Lange nichts mehr geschrieben, es passiert einfach so viel und dann ist da noch das Problem mit dem Internet. Es ist hier in Westaustralien, außerhalb der großen Städte, schwer zu finden und wenn, dann ist es langsam, der eigene Laptop darf nicht verwendet werden und schweineteuer ist es auch noch. Aber schön ist es hier, dass kann ich Euch sagen. Das schönste in Down Under:
Jedes Tier ist eine Überraschung, außer den Fliegen und Ameisen, sieht hier alles anders aus. Und das Beste für mich, ich muss nicht einmal ins Meer um eine Idee davon zu bekommen was sich dort alles tummelt. Buckelwale, Blaupunktrochen, Delphine und viele, viele Meeresschildkröten und sogar einen kleinen Schwarzspitzen-Riffhai konnte ich ganz bequem vom Strand aus beobachten.

Und dann sind da noch die all gegenwärtigen Kängurus, vom kleinen grauen bis zum großen roten. Die einen unglaublich scheu, die anderen neugierig und kontaktfreudig. Eins wollte sogar in unseren Orangetrotter einsteigen.

Und Schafe, Schafe gibt es wirklich viele, und wenn mir jemand erzählt hätte, dass ich, ausgerechnet ich, Schafe zusammen treibe und ihnen anschließend Medizin einspritze, dann hätte ich das bestimmt nicht geglaubt. Helga mit Schaf zwischen den Beinen, mit der linken Hand unter das Maul greifend, mit der rechten die Spritzvorrichtung in den Rachen des Tiers einführen und dann abdrücken, den Kopf ein bisschen anheben, damit auch nichts verloren geht. Anschließend noch mit einer blauen Flüssigkeit, gegen die Parasiten, besprühen und sie wieder in die Freiheit entlassen. Was für ein Erlebnis.

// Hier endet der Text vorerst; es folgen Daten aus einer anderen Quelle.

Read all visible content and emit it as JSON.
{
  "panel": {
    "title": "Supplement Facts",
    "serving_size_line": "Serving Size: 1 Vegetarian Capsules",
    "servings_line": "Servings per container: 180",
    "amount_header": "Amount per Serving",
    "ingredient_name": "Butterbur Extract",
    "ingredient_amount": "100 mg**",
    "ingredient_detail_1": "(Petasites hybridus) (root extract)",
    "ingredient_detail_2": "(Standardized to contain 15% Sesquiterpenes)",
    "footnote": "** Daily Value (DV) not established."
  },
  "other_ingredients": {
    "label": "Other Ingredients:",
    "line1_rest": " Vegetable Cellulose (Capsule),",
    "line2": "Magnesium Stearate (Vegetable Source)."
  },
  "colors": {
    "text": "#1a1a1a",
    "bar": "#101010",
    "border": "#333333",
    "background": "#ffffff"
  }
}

Und die alten Zäune, im trockenen, heißen Outback, alten rostigen Draht aufrollen. Fliegen krabbeln in die Nase, in die Ohren, um den Mund, zwei davon hab ich verschluckt. Schmecken nicht schlecht aber der Gedanke, dass die im Magen weiter fliegen ist gruselig. Und meine Hände, Bürohände, die sind solche Arbeit nicht gewöhnt. Aber soll ich Euch was sagen? Es hat Spaß gemacht! Es ist gut einen Blick hinter die Kulissen zu werfen. Eine kleine Ahnung vom richtigen Australien zu bekommen.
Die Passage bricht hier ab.